(4) (a) Using your hand manipulations, derive the 3-2-1 rotation matrix that relates the
aircraft's body-fixed velocity components $u, v, w$ to the aircraft's earth-fixed ve-
locity components $\dot{x}, \dot{y}, \dot{z}$, i.e., find the $L(\phi, \theta, \psi)$ matrix such that
$\begin{bmatrix} u \\ v \\ w \end{bmatrix} = L(\phi, \theta, \psi) \begin{bmatrix} \dot{x} \\ \dot{y} \\ \dot{z} \end{bmatrix}$.
(1)
(b) Find the inverse relation between the velocity components
$\begin{bmatrix} \dot{x} \\ \dot{y} \\ \dot{z} \end{bmatrix} = L^{-1}(\phi, \theta, \psi) \begin{bmatrix} u \\ v \\ w \end{bmatrix}$.
(2)
Note: $L$ is a rotation (orthonormal) matrix.

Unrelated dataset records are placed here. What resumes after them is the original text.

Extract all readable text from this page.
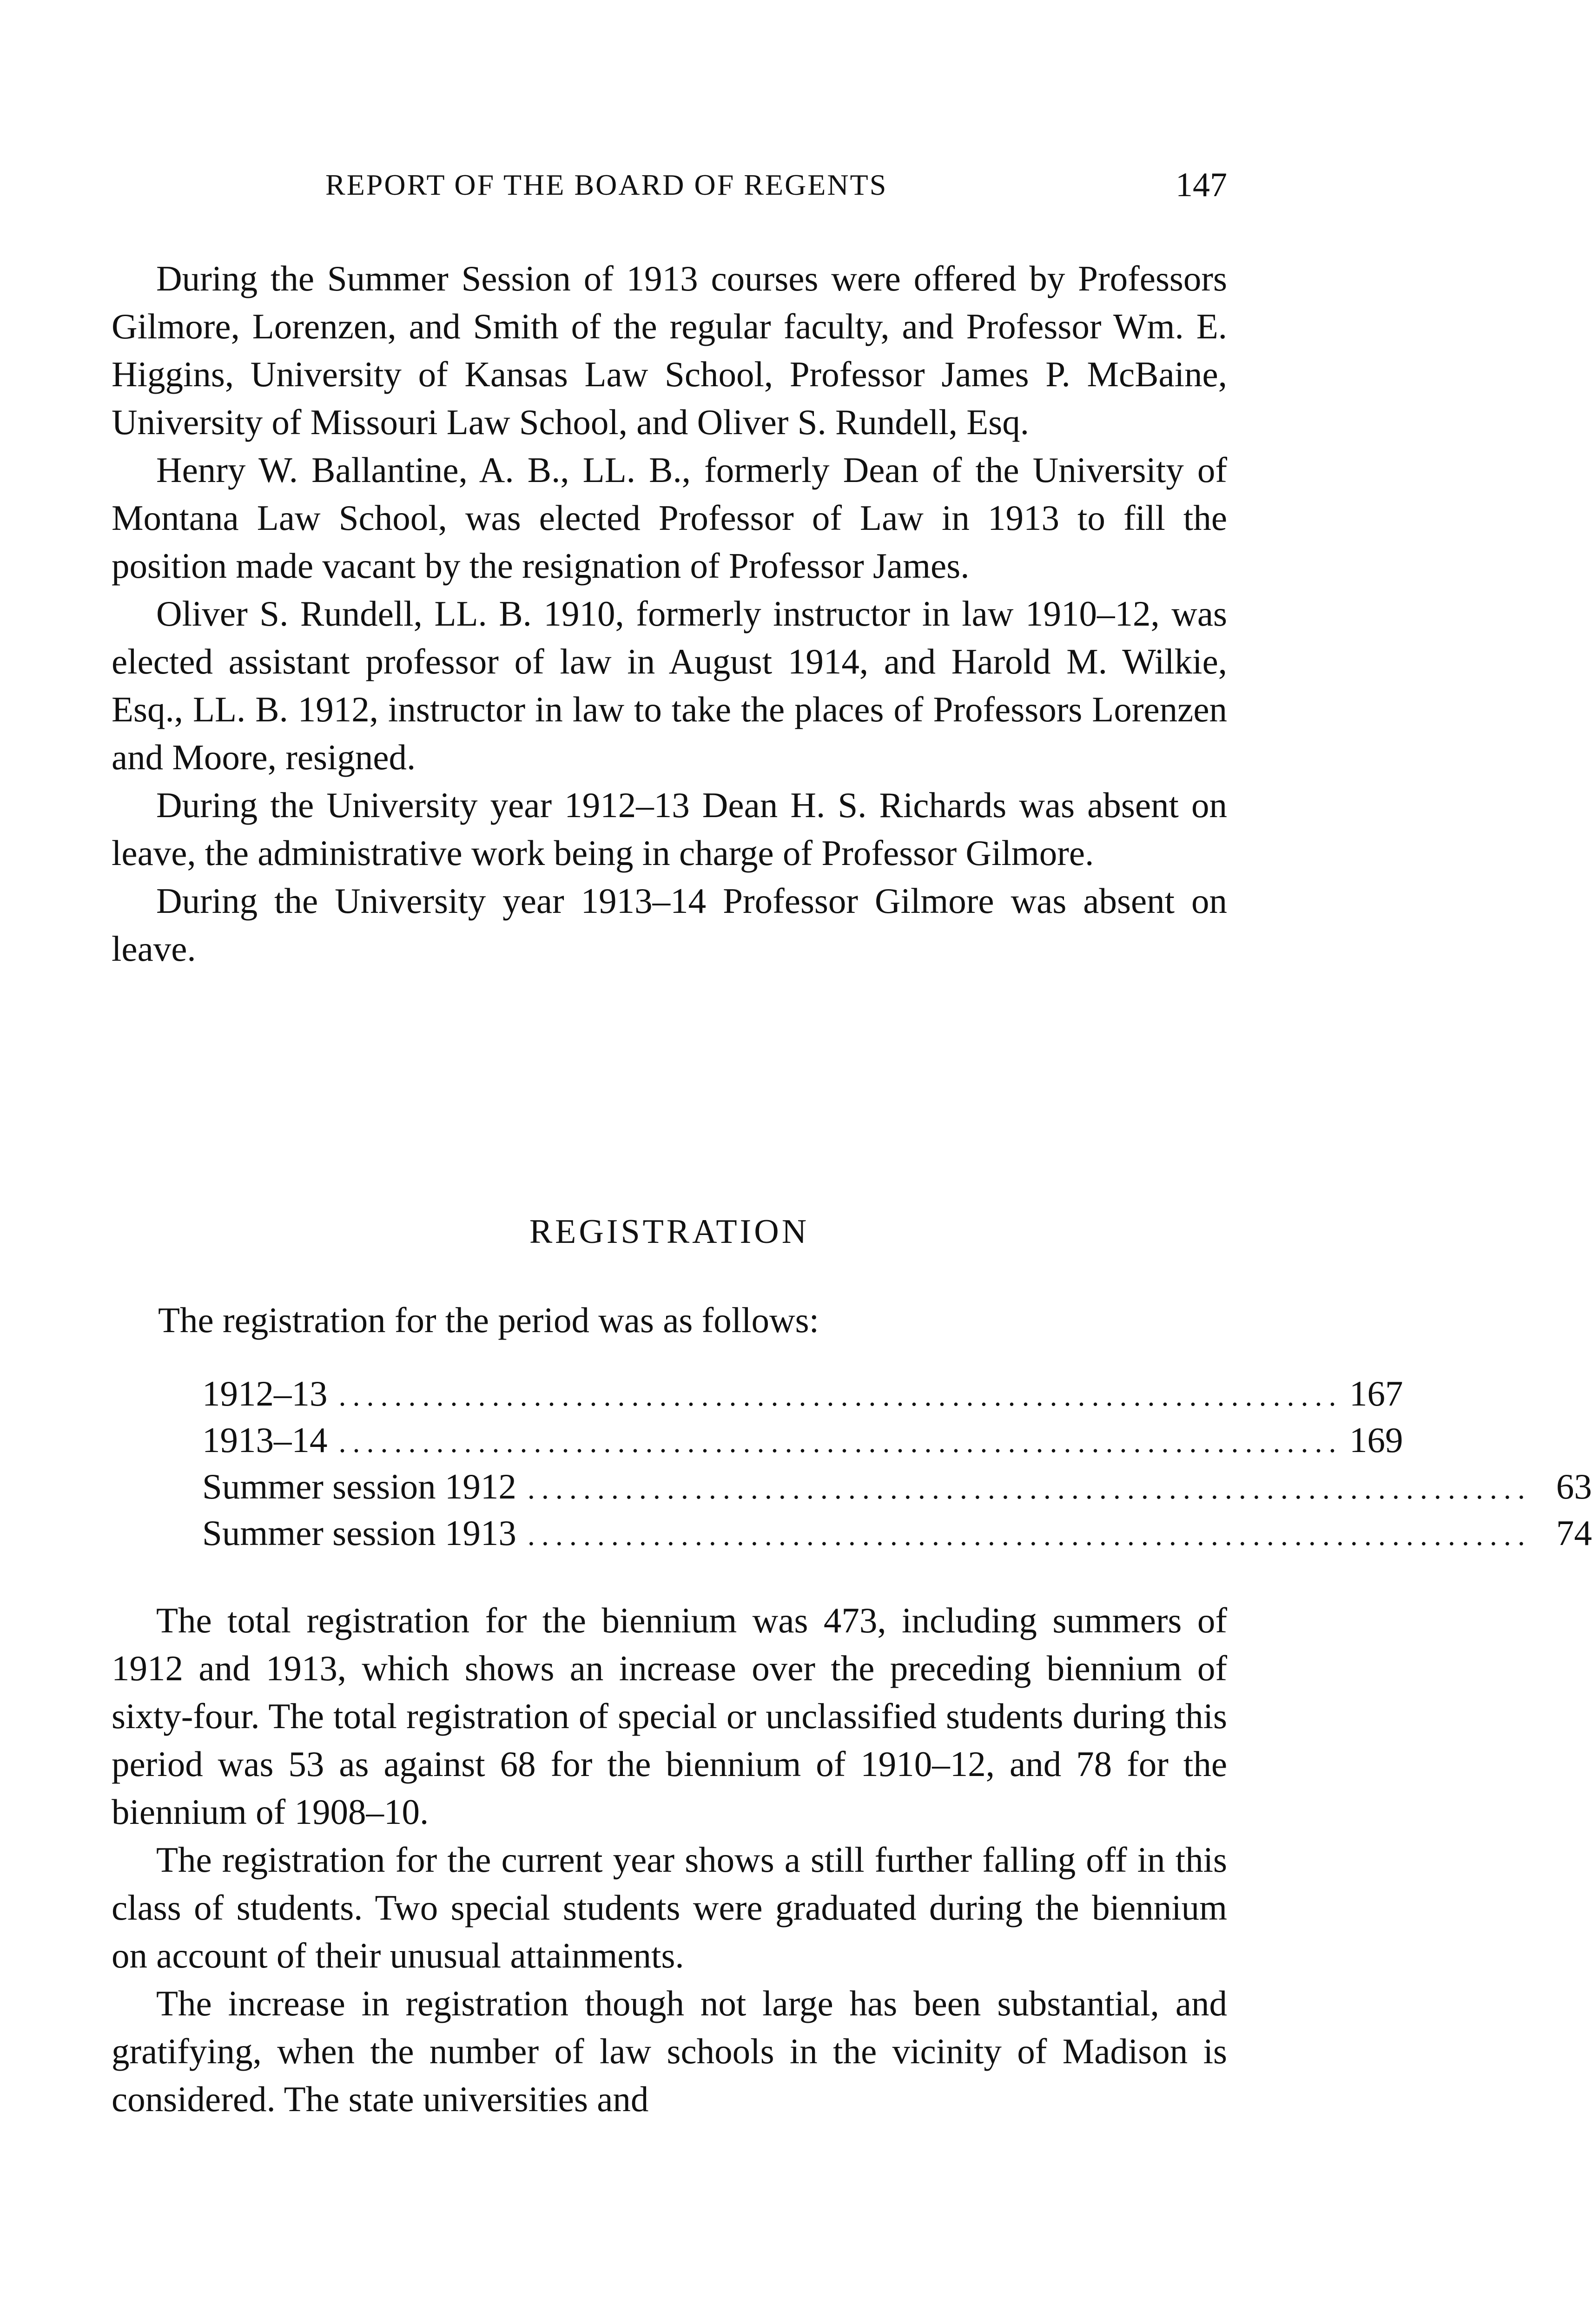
REPORT OF THE BOARD OF REGENTS	147

During the Summer Session of 1913 courses were offered by Professors Gilmore, Lorenzen, and Smith of the regular faculty, and Professor Wm. E. Higgins, University of Kansas Law School, Professor James P. McBaine, University of Missouri Law School, and Oliver S. Rundell, Esq.

Henry W. Ballantine, A. B., LL. B., formerly Dean of the University of Montana Law School, was elected Professor of Law in 1913 to fill the position made vacant by the resignation of Professor James.

Oliver S. Rundell, LL. B. 1910, formerly instructor in law 1910–12, was elected assistant professor of law in August 1914, and Harold M. Wilkie, Esq., LL. B. 1912, instructor in law to take the places of Professors Lorenzen and Moore, resigned.

During the University year 1912–13 Dean H. S. Richards was absent on leave, the administrative work being in charge of Professor Gilmore.

During the University year 1913–14 Professor Gilmore was absent on leave.

REGISTRATION
The registration for the period was as follows:
1912–13 ........................................................................ 167
1913–14 ........................................................................ 169
Summer session 1912 ........................................................................ 63
Summer session 1913 ........................................................................ 74

The total registration for the biennium was 473, including summers of 1912 and 1913, which shows an increase over the preceding biennium of sixty-four. The total registration of special or unclassified students during this period was 53 as against 68 for the biennium of 1910–12, and 78 for the biennium of 1908–10.

The registration for the current year shows a still further falling off in this class of students. Two special students were graduated during the biennium on account of their unusual attainments.

The increase in registration though not large has been substantial, and gratifying, when the number of law schools in the vicinity of Madison is considered. The state universities and
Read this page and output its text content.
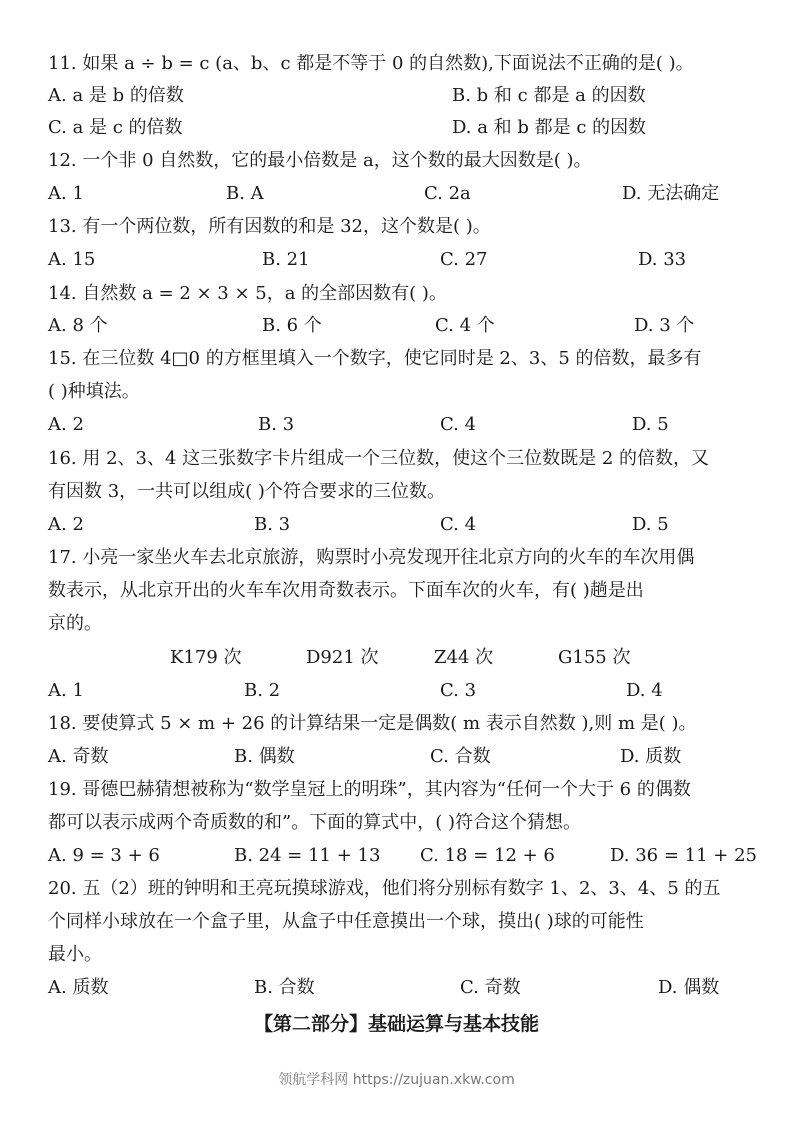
11. 如果 a ÷ b = c (a、b、c 都是不等于 0 的自然数),下面说法不正确的是( )。
A. a 是 b 的倍数	B. b 和 c 都是 a 的因数
C. a 是 c 的倍数	D. a 和 b 都是 c 的因数
12. 一个非 0 自然数，它的最小倍数是 a，这个数的最大因数是( )。
A. 1	B. A	C. 2a	D. 无法确定
13. 有一个两位数，所有因数的和是 32，这个数是( )。
A. 15	B. 21	C. 27	D. 33
14. 自然数 a = 2 × 3 × 5，a 的全部因数有( )。
A. 8 个	B. 6 个	C. 4 个	D. 3 个
15. 在三位数 4□0 的方框里填入一个数字，使它同时是 2、3、5 的倍数，最多有
( )种填法。
A. 2	B. 3	C. 4	D. 5
16. 用 2、3、4 这三张数字卡片组成一个三位数，使这个三位数既是 2 的倍数，又
有因数 3，一共可以组成( )个符合要求的三位数。
A. 2	B. 3	C. 4	D. 5
17. 小亮一家坐火车去北京旅游，购票时小亮发现开往北京方向的火车的车次用偶
数表示，从北京开出的火车车次用奇数表示。下面车次的火车，有( )趟是出
京的。
K179 次	D921 次	Z44 次	G155 次
A. 1	B. 2	C. 3	D. 4
18. 要使算式 5 × m + 26 的计算结果一定是偶数( m 表示自然数 ),则 m 是( )。
A. 奇数	B. 偶数	C. 合数	D. 质数
19. 哥德巴赫猜想被称为“数学皇冠上的明珠”，其内容为“任何一个大于 6 的偶数
都可以表示成两个奇质数的和”。下面的算式中，( )符合这个猜想。
A. 9 = 3 + 6	B. 24 = 11 + 13 C. 18 = 12 + 6	D. 36 = 11 + 25
20. 五（2）班的钟明和王亮玩摸球游戏，他们将分别标有数字 1、2、3、4、5 的五
个同样小球放在一个盒子里，从盒子中任意摸出一个球，摸出( )球的可能性
最小。
A. 质数	B. 合数	C. 奇数	D. 偶数
【第二部分】基础运算与基本技能
领航学科网 https://zujuan.xkw.com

(c) Write a MATLAB code to obtain symbolic expressions of the matrices $L(\phi, \theta, \psi)$
and $L^{-1}(\phi, \theta, \psi)$ from the simple rotation matrices $L_1(\phi), L_2(\theta), L_3(\psi)$.
Note: Use the Matlab command \texttt{syms} to make symbolic manipulations.